“Let there be peace on earth in my home.” ~ Men everywhere
“It is better to live in a corner of the housetop than in a house shared with a quarrelsome wife.“~ Proverbs 21:9 and 25:24 [ESV]
Men want peace in their home. A lack of peace will drive a man to do all kinds of things, including not coming home and even leaving home for good. I would say peace in the home is more than a desire, it is a need. Trying to fill that need can result in problems.
- If a man feels problems cannot be discussed and dropped, he may stop bringing them up. Working through them is fine, but he does not want to deal with them repeatedly. If a problem is ongoing, it needs to be discussed from time to time, but not multiple times a day.
- This is also true for financial problems.
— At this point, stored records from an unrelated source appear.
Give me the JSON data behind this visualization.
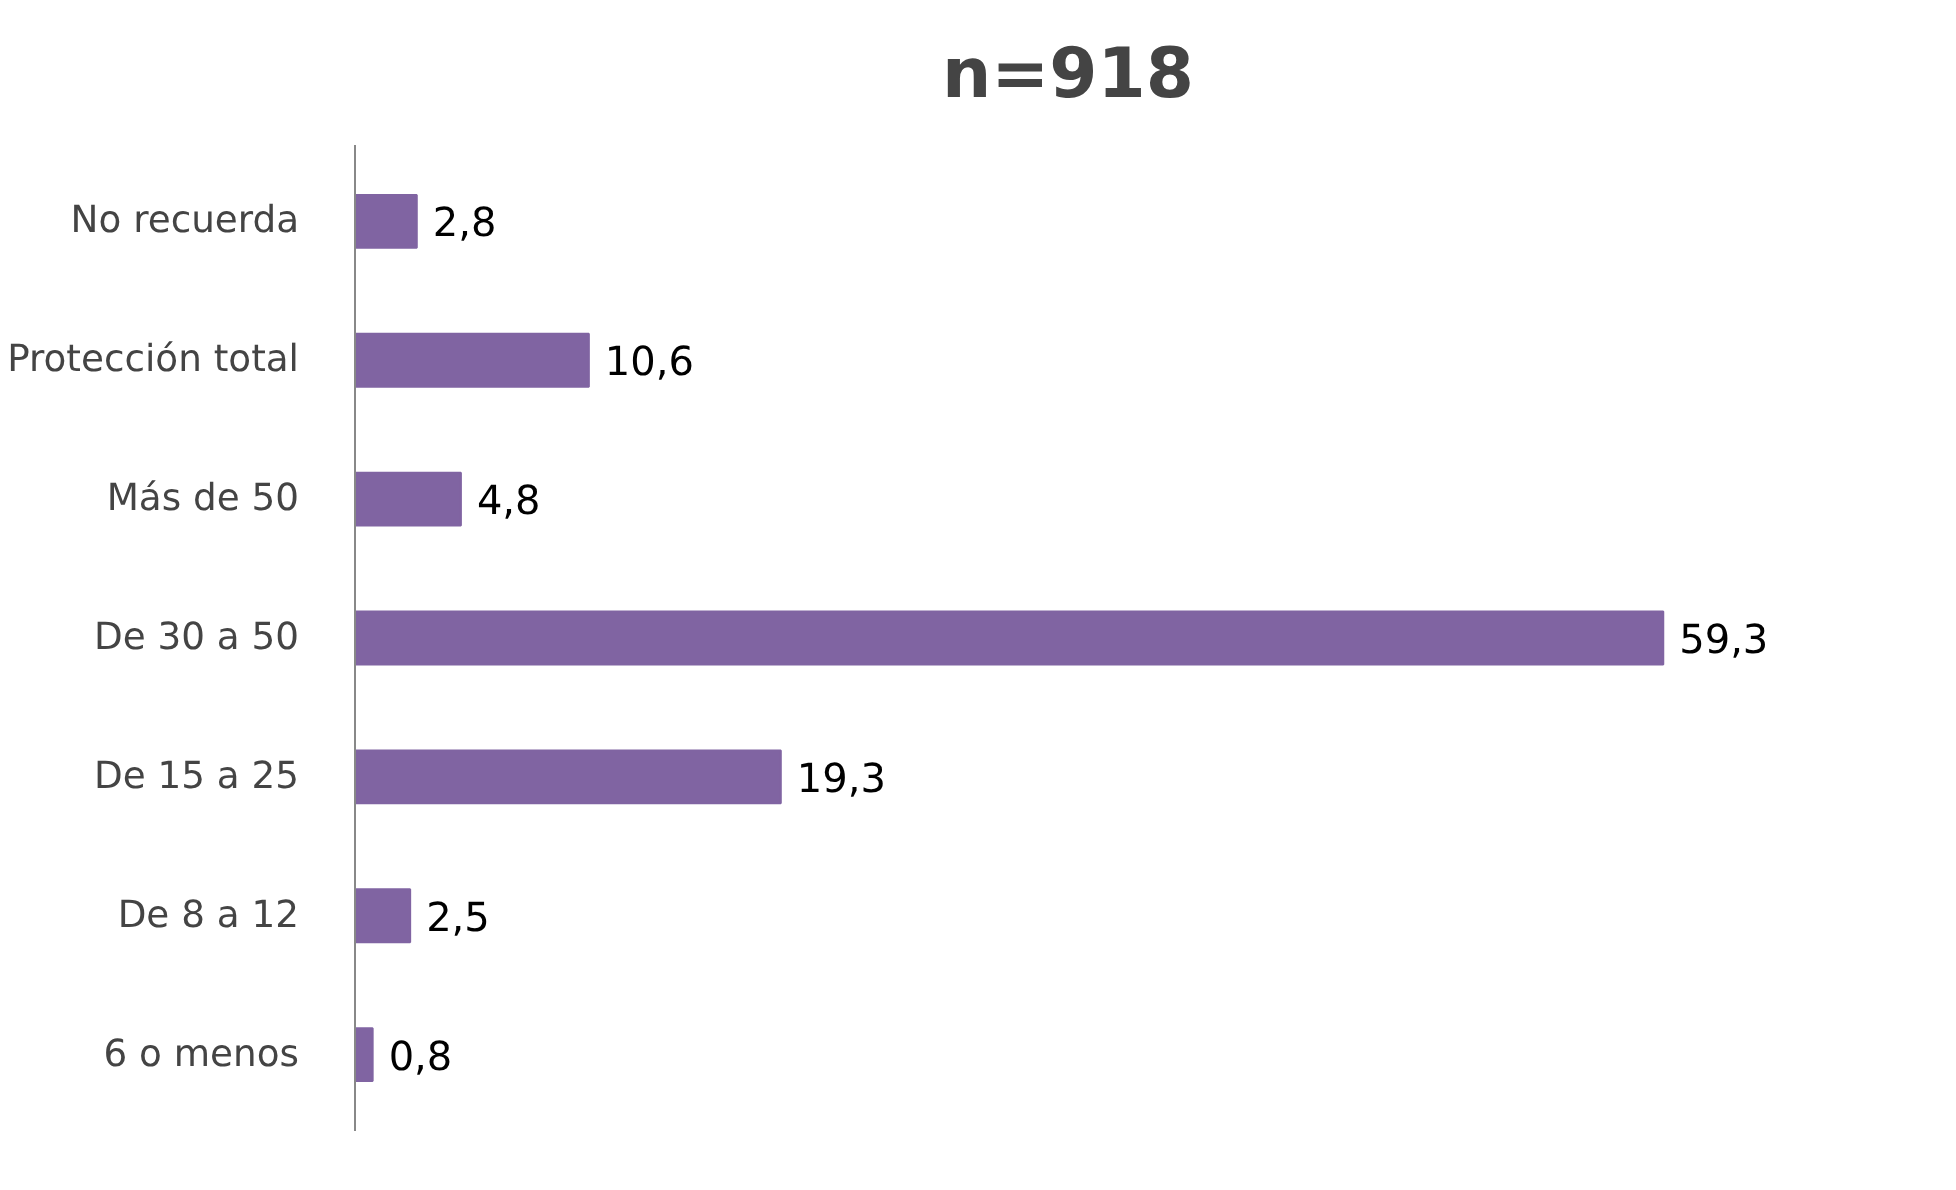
{
  "chart_data": {
    "type": "bar",
    "orientation": "horizontal",
    "title": "n=918",
    "categories": [
      "No recuerda",
      "Protección total",
      "Más de 50",
      "De 30 a 50",
      "De 15 a 25",
      "De 8 a 12",
      "6 o menos"
    ],
    "values": [
      2.8,
      10.6,
      4.8,
      59.3,
      19.3,
      2.5,
      0.8
    ],
    "value_labels": [
      "2,8",
      "10,6",
      "4,8",
      "59,3",
      "19,3",
      "2,5",
      "0,8"
    ],
    "color": "#8064a2"
  }
}
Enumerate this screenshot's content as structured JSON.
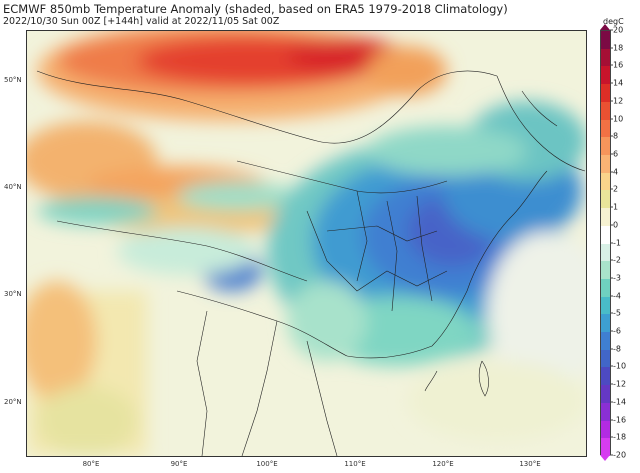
{
  "title": "ECMWF 850mb Temperature Anomaly (shaded, based on ERA5 1979-2018 Climatology)",
  "subtitle": "2022/10/30 Sun 00Z [+144h] valid at 2022/11/05 Sat 00Z",
  "map": {
    "lat_labels": [
      "50°N",
      "40°N",
      "30°N",
      "20°N"
    ],
    "lon_labels": [
      "80°E",
      "90°E",
      "100°E",
      "110°E",
      "120°E",
      "130°E"
    ]
  },
  "colorbar": {
    "unit": "degC",
    "ticks": [
      "20",
      "18",
      "16",
      "14",
      "12",
      "10",
      "8",
      "6",
      "4",
      "2",
      "1",
      "0",
      "-1",
      "-2",
      "-3",
      "-4",
      "-5",
      "-6",
      "-8",
      "-10",
      "-12",
      "-14",
      "-16",
      "-18",
      "-20"
    ],
    "colors": [
      "#7b0a44",
      "#a50f35",
      "#c8142b",
      "#dd2e26",
      "#ea5132",
      "#f27144",
      "#f6955b",
      "#f9b374",
      "#fad48b",
      "#e9e59a",
      "#f6f2d2",
      "#ffffff",
      "#d8f0e6",
      "#a9e3cb",
      "#6fd1c0",
      "#49bcc8",
      "#3d9fd1",
      "#3f7fd1",
      "#4166c8",
      "#4d4ac2",
      "#6538c4",
      "#8a2fd4",
      "#b22be2",
      "#d63cf0"
    ]
  }
}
Men will hide past due notices and even eviction notices because they are unwilling to deal with the lack of peace that will follow sharing the news.
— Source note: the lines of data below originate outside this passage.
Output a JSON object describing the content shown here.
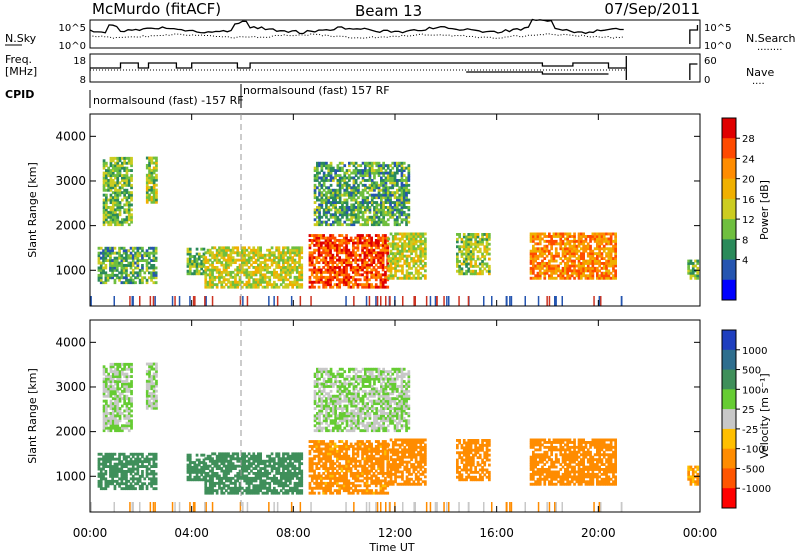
{
  "header": {
    "station": "McMurdo (fitACF)",
    "beam": "Beam 13",
    "date": "07/Sep/2011"
  },
  "noise_panel": {
    "left_label": "N.Sky",
    "left_ticks": [
      "10^5",
      "10^0"
    ],
    "right_ticks": [
      "10^5",
      "10^0"
    ],
    "right_label": "N.Search",
    "legend_dots": "........"
  },
  "freq_panel": {
    "left_label_1": "Freq.",
    "left_label_2": "[MHz]",
    "left_ticks": [
      "18",
      "8"
    ],
    "right_ticks": [
      "60",
      "0"
    ],
    "right_label": "Nave",
    "legend_dots": "...."
  },
  "cpid": {
    "label": "CPID",
    "program_1": "normalsound (fast) -157 RF",
    "program_2": "normalsound (fast) 157 RF"
  },
  "axes": {
    "ylabel": "Slant Range [km]",
    "yticks": [
      "4000",
      "3000",
      "2000",
      "1000"
    ],
    "xlabel": "Time UT",
    "xticks": [
      "00:00",
      "04:00",
      "08:00",
      "12:00",
      "16:00",
      "20:00",
      "00:00"
    ]
  },
  "power_scale": {
    "label": "Power [dB]",
    "ticks": [
      "28",
      "24",
      "20",
      "16",
      "12",
      "8",
      "4"
    ],
    "colors": [
      "#e00000",
      "#ff4a00",
      "#ff8c00",
      "#f0b000",
      "#cccc20",
      "#6fbf3f",
      "#2a8a5a",
      "#2555b0",
      "#0000ff"
    ]
  },
  "velocity_scale": {
    "label": "Velocity [m s⁻¹]",
    "ticks": [
      "1000",
      "500",
      "100",
      "25",
      "-25",
      "-100",
      "-500",
      "-1000"
    ],
    "colors": [
      "#1f3fbf",
      "#2e6e8e",
      "#3f8f5a",
      "#66cc33",
      "#c8c8c8",
      "#ffbf00",
      "#ff8c00",
      "#ff5500",
      "#ff0000"
    ]
  },
  "chart_data": {
    "type": "heatmap",
    "title": "Beam 13",
    "xlabel": "Time UT",
    "ylabel": "Slant Range [km]",
    "xlim": [
      "00:00",
      "24:00"
    ],
    "ylim": [
      200,
      4500
    ],
    "power_colorbar_range_dB": [
      0,
      32
    ],
    "velocity_colorbar_range": [
      -1000,
      1000
    ],
    "regions": [
      {
        "t": [
          0.3,
          2.6
        ],
        "r": [
          700,
          1500
        ],
        "power_dB": 8,
        "velocity": 200
      },
      {
        "t": [
          0.5,
          1.6
        ],
        "r": [
          2000,
          3500
        ],
        "power_dB": 10,
        "velocity": 25
      },
      {
        "t": [
          2.2,
          2.6
        ],
        "r": [
          2500,
          3500
        ],
        "power_dB": 12,
        "velocity": 25
      },
      {
        "t": [
          3.8,
          4.5
        ],
        "r": [
          900,
          1500
        ],
        "power_dB": 10,
        "velocity": 300
      },
      {
        "t": [
          4.5,
          8.3
        ],
        "r": [
          600,
          1500
        ],
        "power_dB": 14,
        "velocity": 300
      },
      {
        "t": [
          8.6,
          11.7
        ],
        "r": [
          600,
          1800
        ],
        "power_dB": 26,
        "velocity": -150
      },
      {
        "t": [
          8.8,
          12.5
        ],
        "r": [
          2000,
          3400
        ],
        "power_dB": 8,
        "velocity": 25
      },
      {
        "t": [
          11.7,
          13.2
        ],
        "r": [
          800,
          1800
        ],
        "power_dB": 14,
        "velocity": -200
      },
      {
        "t": [
          14.4,
          15.7
        ],
        "r": [
          900,
          1800
        ],
        "power_dB": 12,
        "velocity": -200
      },
      {
        "t": [
          17.3,
          20.7
        ],
        "r": [
          800,
          1800
        ],
        "power_dB": 22,
        "velocity": -250
      },
      {
        "t": [
          23.5,
          23.9
        ],
        "r": [
          800,
          1200
        ],
        "power_dB": 10,
        "velocity": -100
      }
    ]
  }
}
- The search for peace is a huge part of why men want a “man cave” – a place of refuge from the outside world.
- This is why men will ignore things like in-law problems and troubles the kids are having at school.
- He may not share problems because he wants to leave them at work. If he can share it, get some sympathy and then move on, fine. Anything more is just dragging the lack of peace at work into the home.
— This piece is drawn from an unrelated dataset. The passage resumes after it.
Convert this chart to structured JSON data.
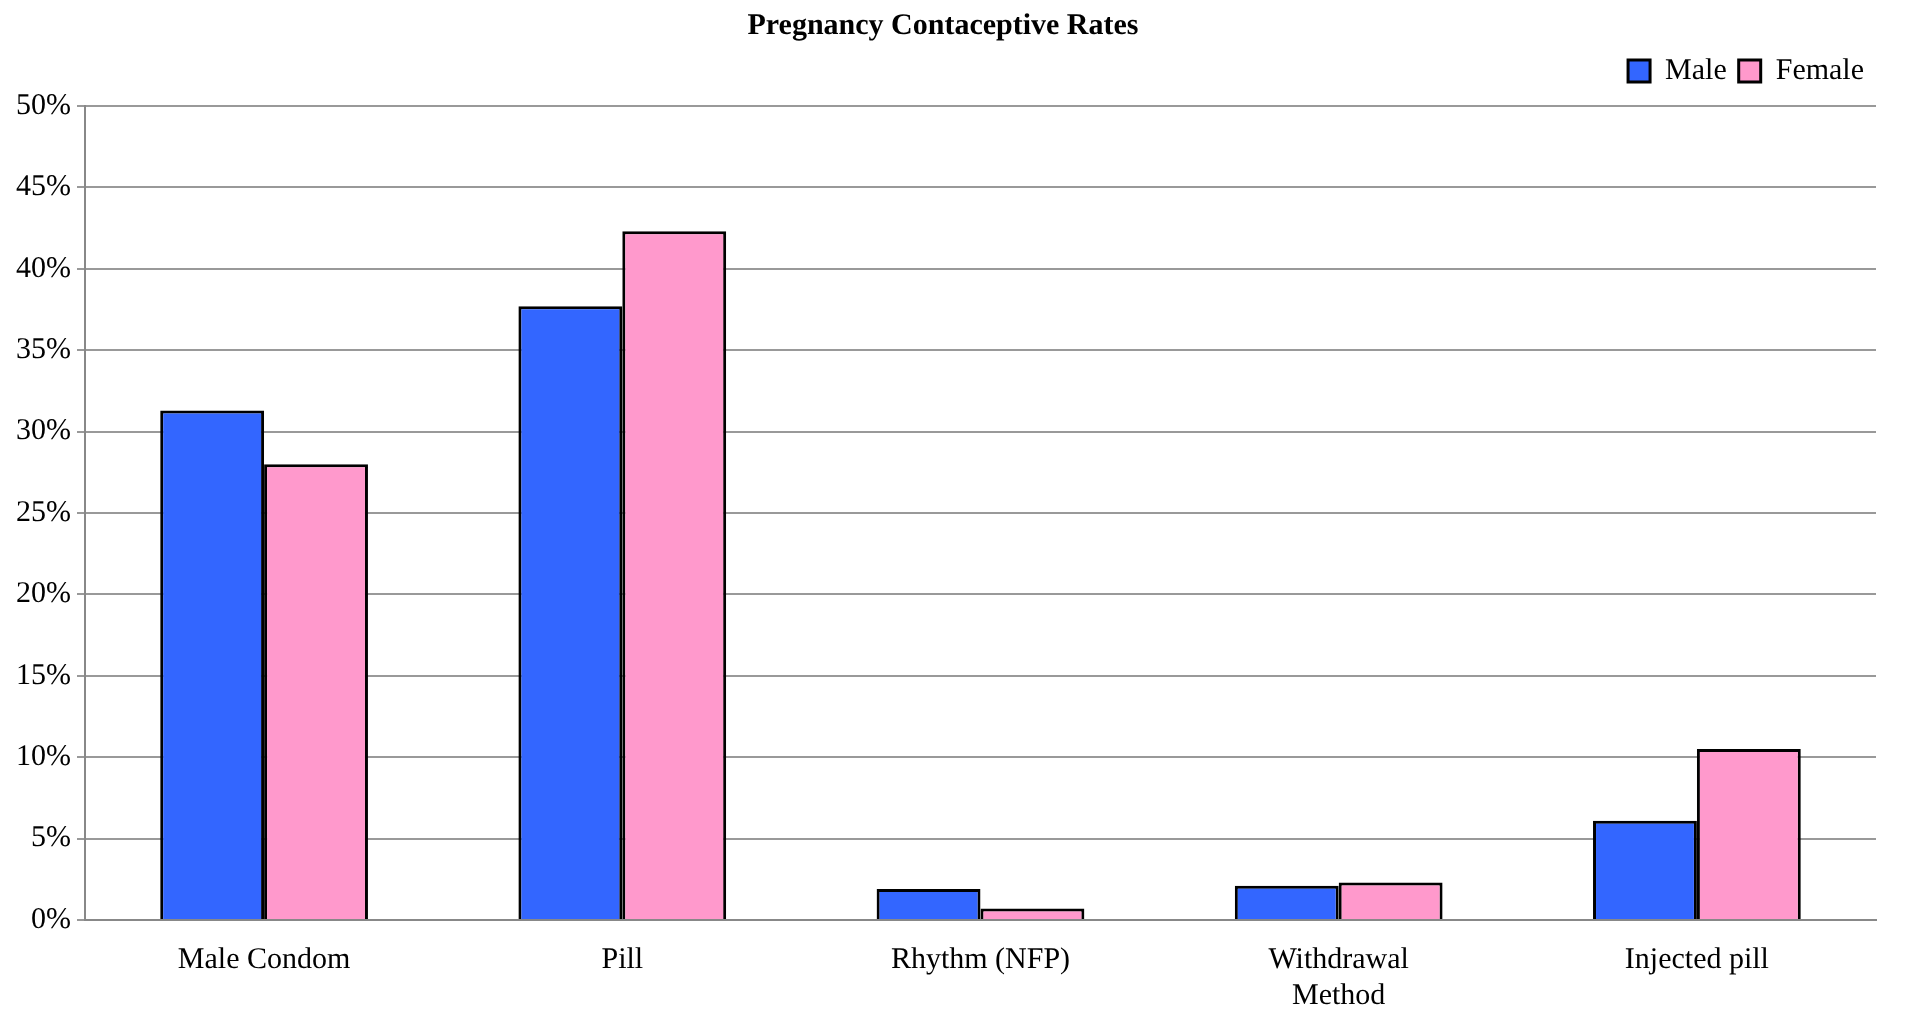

- This is also why some men who are sexually hungry will stop asking for sex – because it just is not worth the lack of peace it causes.
I realise all of the above can be a problem, and I am not excusing or justifying a man who does not deal with things. What I’m trying to do is help you understand how deeply your husband needs a place of peace, a refuge, a sanctuary. If you understand this need, you can find ways to discuss what needs to be discussed and still give him the peace he needs. You can become part of his refuge, rather than an enemy of peace.
Timing is everything, and it can make a huge difference. Learn when he most feels the need for peace, and when he is most willing to deal with difficult situations. Another skill to develop is knowing how long to let something alone before bringing it up again. I know it seems he will never deal with it if you do not keep bringing it up. At best, this is teaching him to ignore you because he knows it will come up again shortly. If it’s not critical, let it go longer than you think is reasonable to see if he will do something on his own. If he learns you will give him time and space if he deals with things in a reasonable amount of time, he will be motivated to deal with things.
Good ways to show you understand his need for peace are to say things like:
- Is this a good time to discuss/deal with ______?
- Have you had a chance to think about ______?
- When would be good to work on _______?
~ Paul – I’m XY, and I like my peace!